Relocalisations, changements de réglementation, taxes… Le Brexit, qui a été reporté au 30 juin 2019 par les députés britanniques, a déjà commencé à impacter le paysage de la finance mondiale à travers des transformations inéluctables du modèle européen.
Le Brexit n’est pas encore officiellement mis en place mais il provoque déjà de gros remous. Le Parlement britannique a rejeté le 12 mars pour la seconde fois l’accord de sortie de l’Union européenne négocié par leur Premier ministre Theresa May. Deux jours plus tard, le même parlement a voté le report du début effectif du Brexit qui n’aura donc pas lieu le 29 mars comme attendu. Un délai de trois mois au nom d’un report « technique » qui décalerait la prise d’effet de la sortie de l’UE du Royaume-Uni au 30 juin 2019.
Quoi qu’il en soit en termes de calendriers, la finance sera impactée de plein fouet par le Brexit et l’avenir ne dépendra pas des conditions de sortie négociées par le Royaume-Uni pour une raison très simple : le marché unique, répondant à une réglementation et un juge uniques, permet la circulation fluide des biens, des valeurs, des travailleurs et des citoyens européens. Avec le Brexit, les sujets de la reine Elizabeth et les entreprises domiciliées sur son territoire le quittent. Or, comme la finance dépend de ce marché unique et non de l’union douanière, les conséquences seront inéluctables.
Des délocalisations en masse
Du côté des banques installées depuis de longues années à la City, la majorité ont déjà entamé leurs manœuvres de délocalisations.
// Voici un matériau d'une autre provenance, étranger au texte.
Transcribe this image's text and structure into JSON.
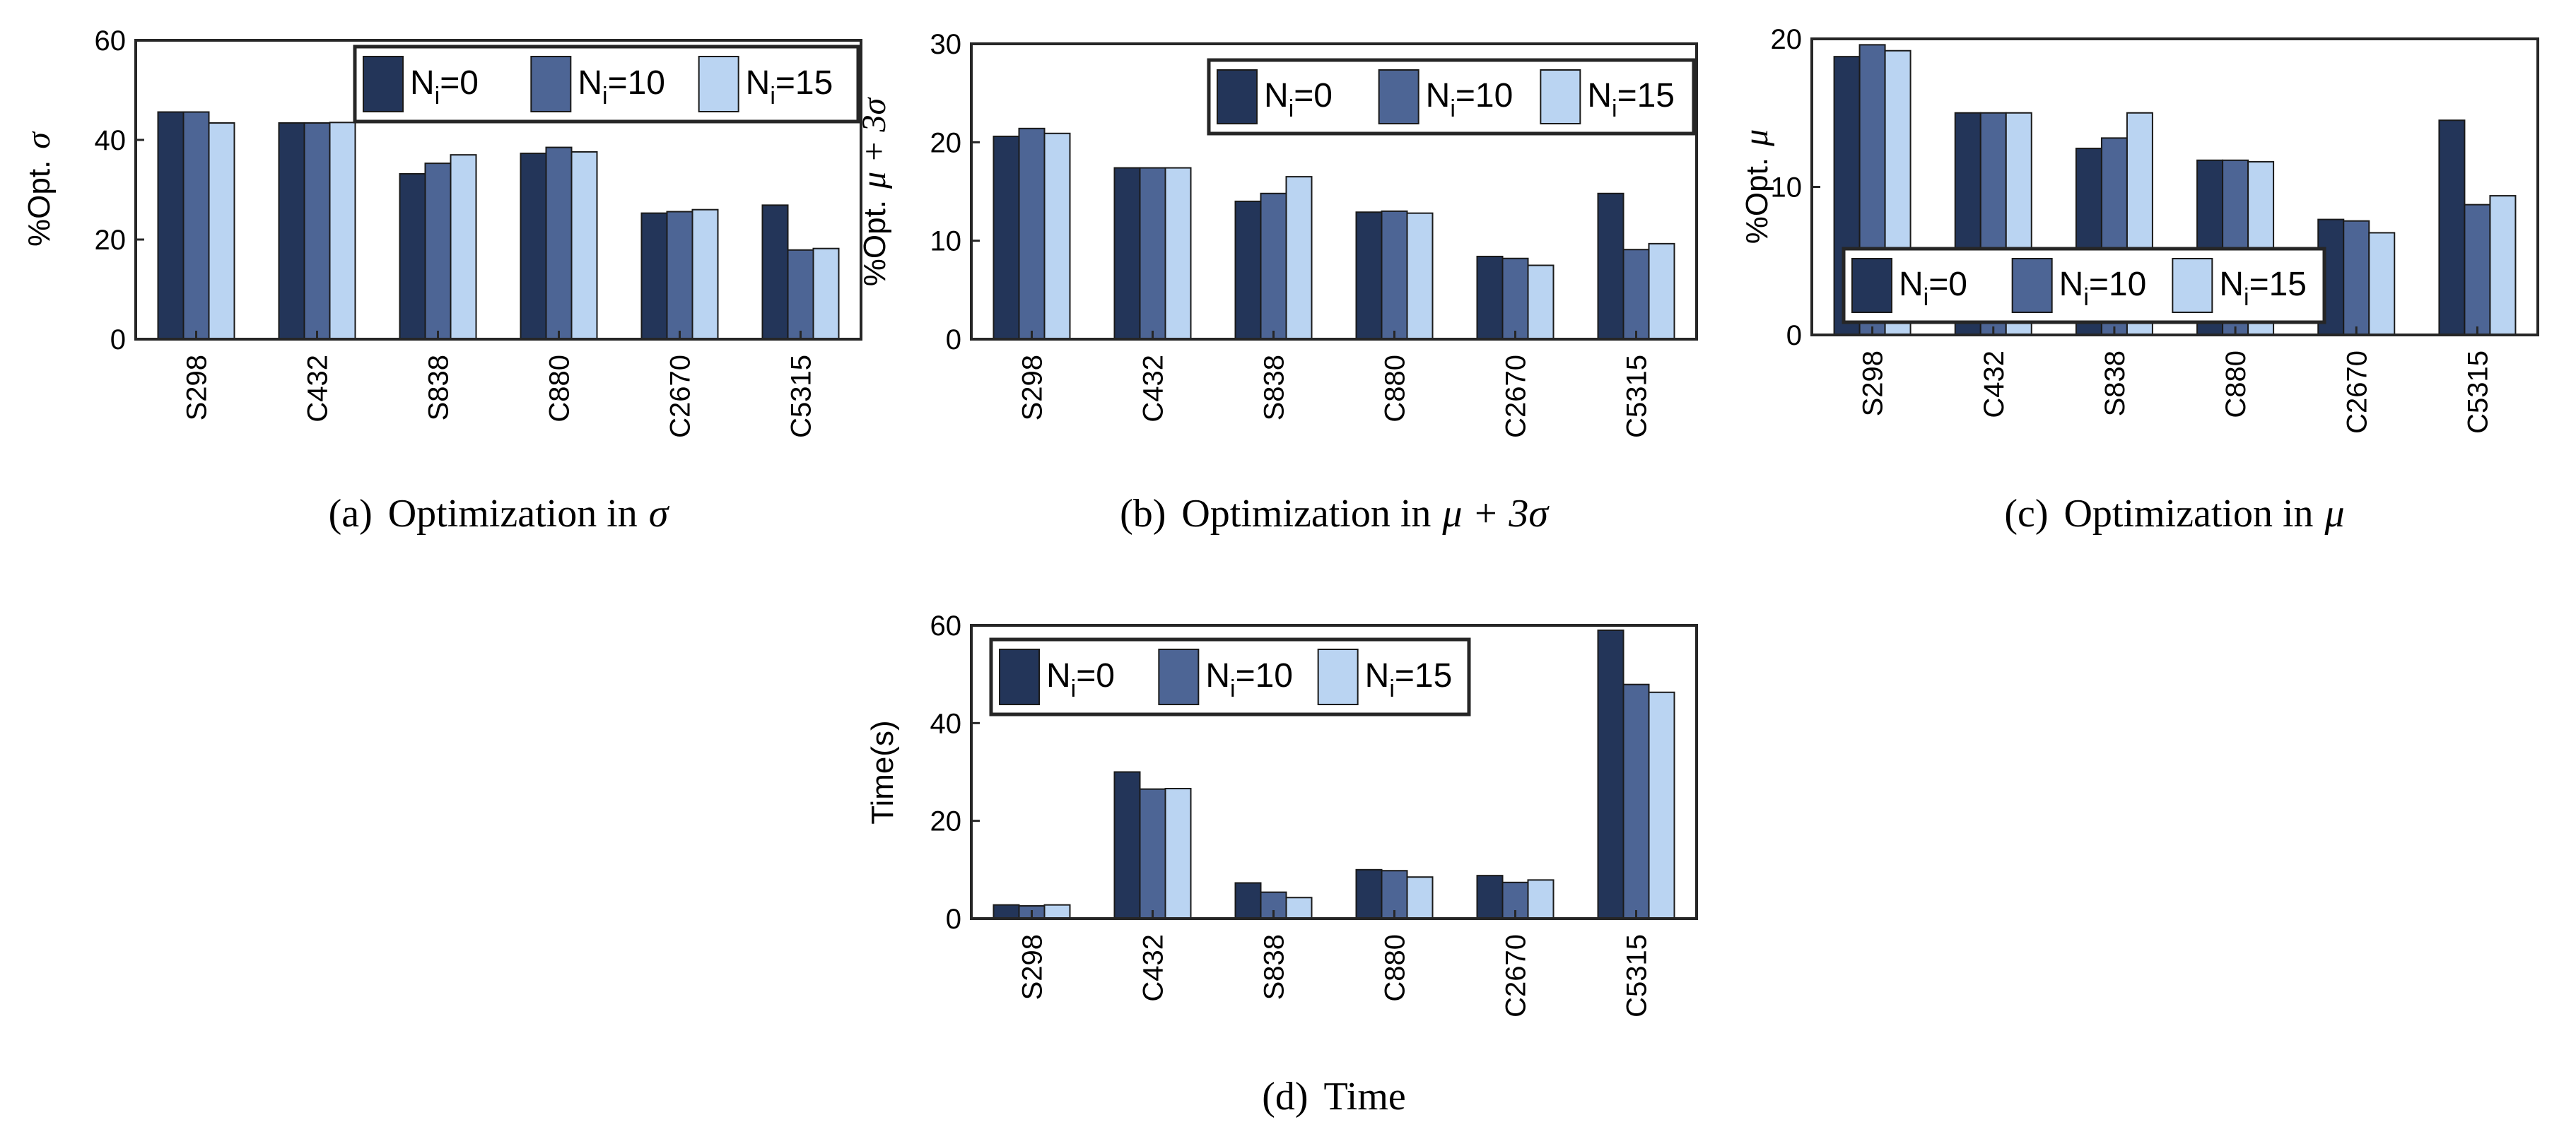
{
  "colors": {
    "series": [
      "#233559",
      "#4d6595",
      "#bad4f2"
    ],
    "stroke": "#1a1a1a",
    "axis": "#262626"
  },
  "chart_data": [
    {
      "id": "a",
      "type": "bar",
      "categories": [
        "S298",
        "C432",
        "S838",
        "C880",
        "C2670",
        "C5315"
      ],
      "series": [
        {
          "name": "N_i=0",
          "values": [
            45.6,
            43.4,
            33.2,
            37.3,
            25.3,
            26.9
          ]
        },
        {
          "name": "N_i=10",
          "values": [
            45.6,
            43.4,
            35.3,
            38.5,
            25.6,
            17.9
          ]
        },
        {
          "name": "N_i=15",
          "values": [
            43.4,
            43.5,
            37.0,
            37.6,
            26.0,
            18.2
          ]
        }
      ],
      "ylabel": "%Opt. σ",
      "ylabel_text": "%Opt.",
      "ylabel_symbol": "σ",
      "ylim": [
        0,
        60
      ],
      "yticks": [
        "0",
        "20",
        "40",
        "60"
      ],
      "legend": {
        "labels": [
          "N",
          "N",
          "N"
        ],
        "subs": [
          "i",
          "i",
          "i"
        ],
        "values": [
          "=0",
          "=10",
          "=15"
        ],
        "position": "top-right"
      },
      "caption": {
        "tag": "(a)",
        "text": "Optimization in",
        "symbol": "σ"
      }
    },
    {
      "id": "b",
      "type": "bar",
      "categories": [
        "S298",
        "C432",
        "S838",
        "C880",
        "C2670",
        "C5315"
      ],
      "series": [
        {
          "name": "N_i=0",
          "values": [
            20.6,
            17.4,
            14.0,
            12.9,
            8.4,
            14.8
          ]
        },
        {
          "name": "N_i=10",
          "values": [
            21.4,
            17.4,
            14.8,
            13.0,
            8.2,
            9.1
          ]
        },
        {
          "name": "N_i=15",
          "values": [
            20.9,
            17.4,
            16.5,
            12.8,
            7.5,
            9.7
          ]
        }
      ],
      "ylabel": "%Opt. μ + 3σ",
      "ylabel_text": "%Opt.",
      "ylabel_symbol": "μ + 3σ",
      "ylim": [
        0,
        30
      ],
      "yticks": [
        "0",
        "10",
        "20",
        "30"
      ],
      "legend": {
        "labels": [
          "N",
          "N",
          "N"
        ],
        "subs": [
          "i",
          "i",
          "i"
        ],
        "values": [
          "=0",
          "=10",
          "=15"
        ],
        "position": "top-right"
      },
      "caption": {
        "tag": "(b)",
        "text": "Optimization in",
        "symbol": "μ + 3σ"
      }
    },
    {
      "id": "c",
      "type": "bar",
      "categories": [
        "S298",
        "C432",
        "S838",
        "C880",
        "C2670",
        "C5315"
      ],
      "series": [
        {
          "name": "N_i=0",
          "values": [
            18.8,
            15.0,
            12.6,
            11.8,
            7.8,
            14.5
          ]
        },
        {
          "name": "N_i=10",
          "values": [
            19.6,
            15.0,
            13.3,
            11.8,
            7.7,
            8.8
          ]
        },
        {
          "name": "N_i=15",
          "values": [
            19.2,
            15.0,
            15.0,
            11.7,
            6.9,
            9.4
          ]
        }
      ],
      "ylabel": "%Opt. μ",
      "ylabel_text": "%Opt.",
      "ylabel_symbol": "μ",
      "ylim": [
        0,
        20
      ],
      "yticks": [
        "0",
        "10",
        "20"
      ],
      "legend": {
        "labels": [
          "N",
          "N",
          "N"
        ],
        "subs": [
          "i",
          "i",
          "i"
        ],
        "values": [
          "=0",
          "=10",
          "=15"
        ],
        "position": "bottom-left"
      },
      "caption": {
        "tag": "(c)",
        "text": "Optimization in",
        "symbol": "μ"
      }
    },
    {
      "id": "d",
      "type": "bar",
      "categories": [
        "S298",
        "C432",
        "S838",
        "C880",
        "C2670",
        "C5315"
      ],
      "series": [
        {
          "name": "N_i=0",
          "values": [
            2.8,
            30.0,
            7.3,
            10.0,
            8.8,
            59.0
          ]
        },
        {
          "name": "N_i=10",
          "values": [
            2.6,
            26.5,
            5.4,
            9.8,
            7.4,
            47.9
          ]
        },
        {
          "name": "N_i=15",
          "values": [
            2.8,
            26.6,
            4.3,
            8.5,
            7.9,
            46.3
          ]
        }
      ],
      "ylabel": "Time(s)",
      "ylabel_text": "Time(s)",
      "ylabel_symbol": "",
      "ylim": [
        0,
        60
      ],
      "yticks": [
        "0",
        "20",
        "40",
        "60"
      ],
      "legend": {
        "labels": [
          "N",
          "N",
          "N"
        ],
        "subs": [
          "i",
          "i",
          "i"
        ],
        "values": [
          "=0",
          "=10",
          "=15"
        ],
        "position": "top-left"
      },
      "caption": {
        "tag": "(d)",
        "text": "Time",
        "symbol": ""
      }
    }
  ]
}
Si elles espèrent encore un Brexit avec accord, elles considèrent l’avenir en misant sur le scénario d’un « no-deal », c’est-à-dire une sortie de l’UE sans accord. Chaque grande structure anticipe des plans autour de ses filiales présentes dans les autres pays européens. Bank of America, par exemple, a déjà amorcé son repli sur le continent afin de ne pas être évincé du marché unique le jour où le Brexit sera effectif. Un départ que la banque américaine considère « sans retour ».
La finance européenne ne sera plus concentrée sur Londres, ce qui va provoquer une multi-polarisation en fonction des activités et des points forts de chaque place financière déjà existante. Ainsi Paris pourrait concentrer les activités liées au trading de produits dérivés et Luxembourg serait la référence pour la gestion d’actifs. Ces deux villes ainsi que Dublin, Francfort et Amsterdam sont attendues pour faire partie des cinq places fortes de la finance européenne, à l’image de ce qu’il se fait aux Etats-Unis avec une répartition des affaires entre Chicago, New-York et Boston. Des villes comme Milan, Madrid ou Bruxelles espèrent profiter de cette période de changements pour développer leur attractivité et concentrer une part des activités financières européennes.
La réglementation comme enjeu principal
Toutes ces délocalisations n’occultent pas l’enjeu principal qui est le volet réglementaire. Aujourd’hui, la situation est apaisée par la signature d’accords entre régulateurs britanniques et européens. Mais quelle orientation prendra Londres en matière de régulation de la finance ? La supervision européenne n’impliquera plus le Royaume-Uni qui pourrait passer outre certains points forts de l’UE comme la taxation des transactions financières ou l’encadrement des bonus.
Déjà, il est acquis que les banques ou sociétés de gestion britanniques seront considérées comme appartenant à un pays tiers. Les produits, titres ou placements proposés par ces sociétés ne seront plus éligibles en Europe. Les particuliers doivent être très vigilants dans les semaines à venir. Il leur est conseillé de surveiller l’inflation, la fluctuation de la valeur monétaire britannique et de la gestion des taux par la banque d’Angleterre dont le gouverneur, Mark Carney, évoque une période de « brouillard ».
En attendant l’entrée en vigueur du Brexit, les valeurs boursières se stabilisent même si nombreux sont les actionnaires qui souhaitent vendre leurs parts dans des sociétés britanniques, comme pour se prémunir d’une mauvaise nouvelle. Le flou et l’incertitude sont donc les deux tendances qui se dégagent de cette transformation progressive du paysage financier européen.